Published June 10. 2011 4:00AM Updated June 10. 2011 1:05PM
Ledyard - As president of the National Honor Society, president of the music council, a volunteer, an afterschool tutor, a drum major, a chorus member, a baby sitter, an employee, an artist, an actress, a girlfriend, a sister and a daughter, Britta Johnson has her academic and extracurricular plate full.
But, through it all, she somehow still manages to ask for seconds.
"I'm not a procrastinator. I'd say that's one thing that helps me get stuff done, so I don't have a problem juggling a lot of things," Johnson, 18, said one recent afternoon. "I don't like sitting and not doing anything. I like to be productive."

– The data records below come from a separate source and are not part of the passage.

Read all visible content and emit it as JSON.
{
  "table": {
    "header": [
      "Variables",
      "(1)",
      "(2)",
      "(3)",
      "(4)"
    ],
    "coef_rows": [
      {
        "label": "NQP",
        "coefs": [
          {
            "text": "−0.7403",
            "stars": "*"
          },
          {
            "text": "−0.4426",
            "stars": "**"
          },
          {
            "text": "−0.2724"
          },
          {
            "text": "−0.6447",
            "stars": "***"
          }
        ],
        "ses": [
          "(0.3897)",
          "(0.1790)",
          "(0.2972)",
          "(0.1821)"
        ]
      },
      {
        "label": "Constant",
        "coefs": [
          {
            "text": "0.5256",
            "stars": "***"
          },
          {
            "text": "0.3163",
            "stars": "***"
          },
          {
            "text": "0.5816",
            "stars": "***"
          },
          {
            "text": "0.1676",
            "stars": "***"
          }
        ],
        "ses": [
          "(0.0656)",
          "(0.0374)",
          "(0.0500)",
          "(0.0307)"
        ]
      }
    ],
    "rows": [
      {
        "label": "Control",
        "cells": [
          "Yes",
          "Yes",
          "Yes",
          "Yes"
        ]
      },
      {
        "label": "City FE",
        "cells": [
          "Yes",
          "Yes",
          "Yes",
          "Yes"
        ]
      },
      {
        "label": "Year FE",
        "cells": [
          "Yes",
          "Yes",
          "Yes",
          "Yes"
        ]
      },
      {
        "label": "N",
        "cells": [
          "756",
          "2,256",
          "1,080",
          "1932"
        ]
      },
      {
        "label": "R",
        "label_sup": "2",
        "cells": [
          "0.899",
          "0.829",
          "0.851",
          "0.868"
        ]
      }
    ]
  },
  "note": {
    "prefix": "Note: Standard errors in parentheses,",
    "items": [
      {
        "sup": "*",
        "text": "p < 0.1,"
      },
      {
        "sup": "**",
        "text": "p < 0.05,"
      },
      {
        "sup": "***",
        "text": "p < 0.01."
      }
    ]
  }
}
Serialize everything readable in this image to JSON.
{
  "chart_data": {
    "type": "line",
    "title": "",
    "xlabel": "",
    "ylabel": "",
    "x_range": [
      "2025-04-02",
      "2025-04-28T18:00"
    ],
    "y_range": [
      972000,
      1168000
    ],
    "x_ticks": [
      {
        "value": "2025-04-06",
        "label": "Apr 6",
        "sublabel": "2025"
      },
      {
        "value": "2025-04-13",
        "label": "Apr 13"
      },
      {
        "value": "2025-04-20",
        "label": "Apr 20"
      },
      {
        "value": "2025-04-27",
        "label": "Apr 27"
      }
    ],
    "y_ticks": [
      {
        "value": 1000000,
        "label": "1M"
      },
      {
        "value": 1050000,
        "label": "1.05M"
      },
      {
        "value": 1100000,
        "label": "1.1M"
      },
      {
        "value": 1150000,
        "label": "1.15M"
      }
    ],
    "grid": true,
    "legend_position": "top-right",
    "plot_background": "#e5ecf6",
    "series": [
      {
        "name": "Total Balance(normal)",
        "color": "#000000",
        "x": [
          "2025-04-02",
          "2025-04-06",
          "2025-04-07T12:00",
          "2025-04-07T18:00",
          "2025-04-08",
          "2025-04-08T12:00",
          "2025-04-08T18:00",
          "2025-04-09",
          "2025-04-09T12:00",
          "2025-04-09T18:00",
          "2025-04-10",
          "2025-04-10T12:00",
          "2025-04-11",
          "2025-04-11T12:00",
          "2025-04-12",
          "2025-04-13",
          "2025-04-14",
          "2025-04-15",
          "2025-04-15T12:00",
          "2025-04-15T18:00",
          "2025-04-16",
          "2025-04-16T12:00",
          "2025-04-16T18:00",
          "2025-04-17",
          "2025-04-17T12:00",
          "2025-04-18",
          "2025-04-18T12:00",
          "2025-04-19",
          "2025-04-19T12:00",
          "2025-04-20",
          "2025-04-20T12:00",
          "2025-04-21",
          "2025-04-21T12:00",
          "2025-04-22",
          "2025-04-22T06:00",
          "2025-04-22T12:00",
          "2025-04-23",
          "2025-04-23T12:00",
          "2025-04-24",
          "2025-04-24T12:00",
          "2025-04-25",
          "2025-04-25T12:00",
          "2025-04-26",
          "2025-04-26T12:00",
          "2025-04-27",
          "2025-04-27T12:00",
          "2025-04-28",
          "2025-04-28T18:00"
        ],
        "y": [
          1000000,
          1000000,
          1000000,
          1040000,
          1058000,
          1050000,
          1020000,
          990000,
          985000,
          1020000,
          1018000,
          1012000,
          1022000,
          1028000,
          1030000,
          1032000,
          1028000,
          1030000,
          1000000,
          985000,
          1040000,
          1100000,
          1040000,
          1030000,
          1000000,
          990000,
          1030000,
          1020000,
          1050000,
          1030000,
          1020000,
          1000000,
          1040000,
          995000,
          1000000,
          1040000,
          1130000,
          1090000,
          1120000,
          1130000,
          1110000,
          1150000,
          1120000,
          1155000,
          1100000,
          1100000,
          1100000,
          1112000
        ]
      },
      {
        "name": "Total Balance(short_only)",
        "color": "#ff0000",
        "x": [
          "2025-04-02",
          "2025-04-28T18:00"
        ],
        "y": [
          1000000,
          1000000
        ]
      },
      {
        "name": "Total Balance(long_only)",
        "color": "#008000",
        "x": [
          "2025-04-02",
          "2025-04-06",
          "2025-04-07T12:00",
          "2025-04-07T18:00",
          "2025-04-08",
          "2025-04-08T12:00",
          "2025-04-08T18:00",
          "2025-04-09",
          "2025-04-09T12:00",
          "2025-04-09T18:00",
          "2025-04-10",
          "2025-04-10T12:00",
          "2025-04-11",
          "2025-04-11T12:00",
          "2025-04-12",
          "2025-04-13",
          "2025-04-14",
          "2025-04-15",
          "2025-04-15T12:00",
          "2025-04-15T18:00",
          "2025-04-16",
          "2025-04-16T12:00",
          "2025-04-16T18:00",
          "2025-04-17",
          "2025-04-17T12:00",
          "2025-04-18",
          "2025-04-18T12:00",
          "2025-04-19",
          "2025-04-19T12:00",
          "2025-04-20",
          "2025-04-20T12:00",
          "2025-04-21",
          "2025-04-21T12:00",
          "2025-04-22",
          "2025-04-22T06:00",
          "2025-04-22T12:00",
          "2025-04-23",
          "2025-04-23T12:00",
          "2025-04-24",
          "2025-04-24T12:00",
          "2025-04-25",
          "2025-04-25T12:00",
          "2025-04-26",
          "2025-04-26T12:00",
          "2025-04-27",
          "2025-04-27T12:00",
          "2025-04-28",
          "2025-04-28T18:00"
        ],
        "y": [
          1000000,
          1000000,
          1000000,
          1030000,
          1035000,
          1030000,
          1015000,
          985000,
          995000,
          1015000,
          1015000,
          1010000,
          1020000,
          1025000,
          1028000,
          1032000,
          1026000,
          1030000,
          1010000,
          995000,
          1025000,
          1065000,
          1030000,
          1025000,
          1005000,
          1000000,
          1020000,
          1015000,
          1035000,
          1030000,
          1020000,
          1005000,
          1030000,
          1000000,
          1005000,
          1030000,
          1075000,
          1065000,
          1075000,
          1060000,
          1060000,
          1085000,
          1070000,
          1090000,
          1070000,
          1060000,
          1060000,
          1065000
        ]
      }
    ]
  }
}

A lover of languages, Johnson recently won a gold medal in the Connecticut Council of Language Teachers poetry contest for her recitation of a 30-line French poem.
Her French teacher, Renée Sylvestre, had enough confidence in her three-year student to give her a "very difficult poem" to learn.
"She went to iTunes and found three different versions of people reciting the poem, decided which one she liked best, purchased the audio and continuously listened to it," Sylvestre said. "Even if you didn't know French, you would have enjoyed listening to Britta's recitation."
Johnson's family is French, and she said she "loves the language."
"My first year of French, I loved it immediately, it just came to me," she said. "I got to really practice it when we went on our class trip to Québec in February."
She is conversational in French and would like to learn Russian and Arabic if she enters into the International Justice and Security concentration at the University of New Haven.
Her interest in criminal justice stems primarily from her love of martial arts.
Involved in martial arts classes since she was 5, Johnson earned her black belt in karate at 11, and as she got older, helped teach younger students how to deal with being bullied and taught women self-defense techniques.
Johnson said that because of her interest in working with children, she would like to become a school resource officer or a DARE officer.
"I like knowing that I can help keep people safe, and doing the seminars with the kids was really important to me," she said. "For me, it was always martial arts, that came before anything."
'A people person'
When most of her peers were dreading being told by their parents to fill out job applications, Johnson had already interviewed and secured a job, so that on the day she turned 16, she could start work.
Johnson said she is in her element working as a waitress at Pizzetta in Mystic.
"I love my job. I'm definitely a people person so I like interacting with people and just love seeing all the people coming in and out," she said.
"It's a busy job, you're always moving and always doing something."
Johnson's NHS adviser Kurt Jannke said Johnson is "highly motivated," and that she easily adapts to her environment and surroundings.
"She's organized, knows how to get things done and can think on her feet and solve problems," he said.
"One of her greatest traits is that she's well-respected by her peers. She's friendly, she's happy, she's motivated, and her peers and teachers respect her. A lot of people are willing to support her because of that."